Nous vivons, dans un monde fermé à double tour, verrouillé par des milliers, des millions de clés. Chacun a les siennes : celles de la maison et celles de la voiture, celles de son bureau et celles de son coffre. Et comme si ce n'était rien que tout cet attirail, nous cherchons sans cesse une autre clé : clé de la réussite ou clé du bonheur, clé du pouvoir ou clé des songes... Et, François Séjourné de conclure :

Toi, Seigneur qui as ouvert les yeux des aveugles et les oreilles des sourds, donne-nous aujourd'hui la seule clé qui nous manque : celle qui ne verrouille pas, mais libère, celle qui ne renferme pas nos trésors périssables mais livre passage à ton amour ; celle que tu as confiée aux mains fragiles de ton Eglise : La clé de ton Royaume.

Il me semble que cette clé les communautés émergentes de la pentecôte la possédaient.

Quand un ami, un membre, un frère arrivait d’un voyage, la communauté s’en réjouissait et si il voulait rester on lui trouvait un travail, si il devait continuer sa route la communauté lui donnait de l’argent pour sa nourriture.

Quand un ami, un membre, un frère tombait malade, la communauté s’occupait de lui ; si il mourait, elle l’enterrait à ses frais et prenait en charge sa veuve et ses enfants.

Quand un ami, un membre, un frère était mis en prison, ce qui était assez fréquent, c’était encore la communauté qui lui prodiguait aide et consolation.

L’attente du retour imminent de Jésus, le Messie, donnait beaucoup d’allant au respect de ce code de secours mutuel.

Le repas pris en commun était le lien qui « fédérait » les adeptes de ces communautés car il satisfaisait les besoins de tout le monde ;  autour de lui s’articulait toute la vie de la communauté.

Et le temps s’écoulait … « La multitude de ceux qui avaient cru n’était qu’un cœur et qu’une âme… » Actes 4 ; 32 et suivants. « … le nombre de disciples se multipliait beaucoup à Jérusalem… » Actes 6 ; 7.

Mais le temps s’écoulait … et le Seigneur tardait à revenir !

« Trouverais-je la foi à mon retour ? »« Où trouverons-nous de la nourriture pour un si grand nombre ? »

On s’est donc efforcé de convaincre les riches de soutenir la communauté appelée « Chrétienne » entre temps et ce, même, si ils ne respectaient pas rigoureusement le précepte du Seigneur qui stipulait que l’on devait donner au pauvres tout ce que l’on possédait. L’attention croissante prêtée aux riches modifiait, petit à petit, le caractère familial des repas pris en commun. Pour les disciples plus aisés, ces repas pris en commun n’avaient aucun intérêt en tant que repas. Ils mangeaient et buvaient mieux et plus confortablement chez eux (d’où la remarque de l’apôtre aux corinthiens) et si ils s’y retrouvaient, ils ne venaient que pour participer à la vie de la communauté, pour y exercer leur influence.

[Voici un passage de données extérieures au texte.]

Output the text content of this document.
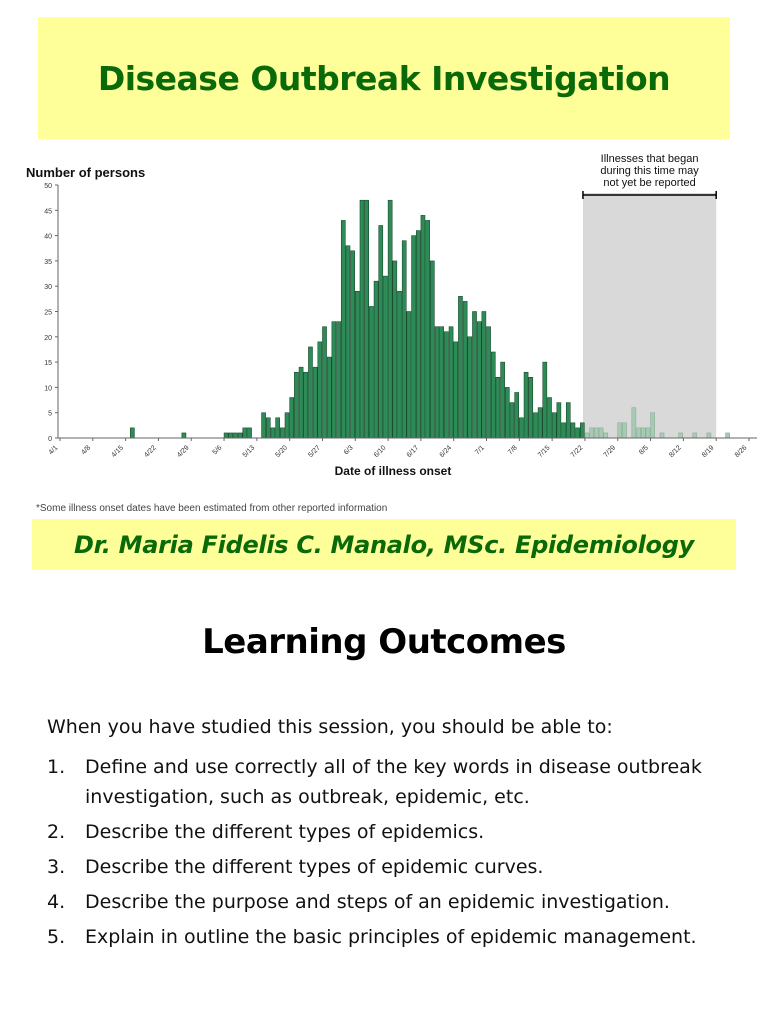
Disease Outbreak Investigation
Number of persons
Date of illness onset
*Some illness onset dates have been estimated from other reported information
Illnesses that began during this time may not yet be reported
0
5
10
15
20
25
30
35
40
45
50
4/1	4/8	4/15	4/22	4/29	5/6	5/13	5/20	5/27	6/3	6/10	6/17	6/24	7/1	7/8	7/15	7/22	7/29	8/5	8/12	8/19	8/26
Dr. Maria Fidelis C. Manalo, MSc. Epidemiology
Learning Outcomes

When you have studied this session, you should be able to:

1.	Define and use correctly all of the key words in disease outbreak investigation, such as outbreak, epidemic, etc.
2.	Describe the different types of epidemics.
3.	Describe the different types of epidemic curves.
4.	Describe the purpose and steps of an epidemic investigation.
5.	Explain in outline the basic principles of epidemic management.
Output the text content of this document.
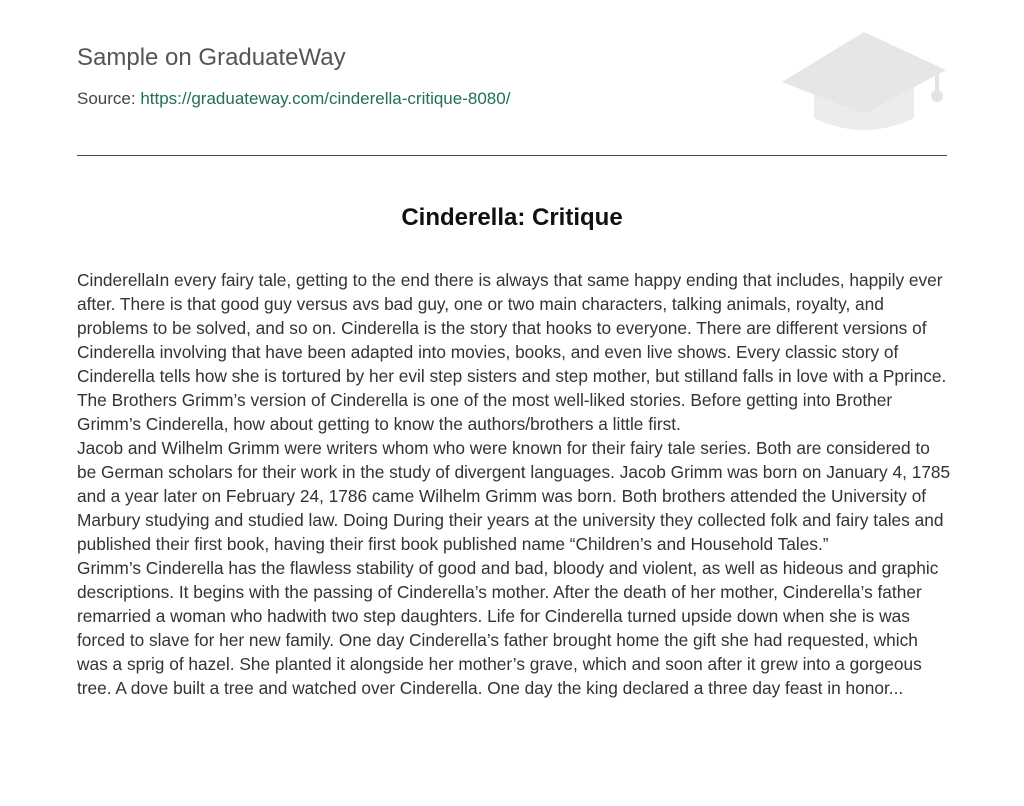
Sample on GraduateWay
Source: https://graduateway.com/cinderella-critique-8080/
Cinderella: Critique

CinderellaIn every fairy tale, getting to the end there is always that same happy ending that includes, happily ever after. There is that good guy versus avs bad guy, one or two main characters, talking animals, royalty, and problems to be solved, and so on. Cinderella is the story that hooks to everyone. There are different versions of Cinderella involving that have been adapted into movies, books, and even live shows. Every classic story of Cinderella tells how she is tortured by her evil step sisters and step mother, but stilland falls in love with a Pprince. The Brothers Grimm’s version of Cinderella is one of the most well-liked stories. Before getting into Brother Grimm’s Cinderella, how about getting to know the authors/brothers a little first.

Jacob and Wilhelm Grimm were writers whom who were known for their fairy tale series. Both are considered to be German scholars for their work in the study of divergent languages. Jacob Grimm was born on January 4, 1785 and a year later on February 24, 1786 came Wilhelm Grimm was born. Both brothers attended the University of Marbury studying and studied law. Doing During their years at the university they collected folk and fairy tales and published their first book, having their first book published name “Children’s and Household Tales.”

Grimm’s Cinderella has the flawless stability of good and bad, bloody and violent, as well as hideous and graphic descriptions. It begins with the passing of Cinderella’s mother. After the death of her mother, Cinderella’s father remarried a woman who hadwith two step daughters. Life for Cinderella turned upside down when she is was forced to slave for her new family. One day Cinderella’s father brought home the gift she had requested, which was a sprig of hazel. She planted it alongside her mother’s grave, which and soon after it grew into a gorgeous tree. A dove built a tree and watched over Cinderella. One day the king declared a three day feast in honor...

« Ainsi mes frères lorsque vous vous réunissez pour le repas, attendez-vous les uns les autres… » 1Cor.11 ; 30

Ce qui était, à l’origine, un besoin physique pour les uns devenait un besoin spirituel pour les autres en jouissant du pain et du vin d’une manière totalement symbolique.

C’est ainsi, qu’au IIème siècle, on a séparé les repas authentiquement pour les pauvres, de celui, symbolique du partage du pain et du vin destiné à la communauté dans son ensemble.

Au IVème siècle, on a écarté les « agapes » des lieux de rencontre des communautés devenues « Les églises ».

Il fallut bien du temps, voire des siècles, pour que des hommes et des femmes de valeur se mettent en quête de cette clé du royaume et redonner ainsi non seulement au Christianisme, mais aussi à de nombreuses communautés animées par l’amour du prochain, une réelle valeur matérielle et spirituelle.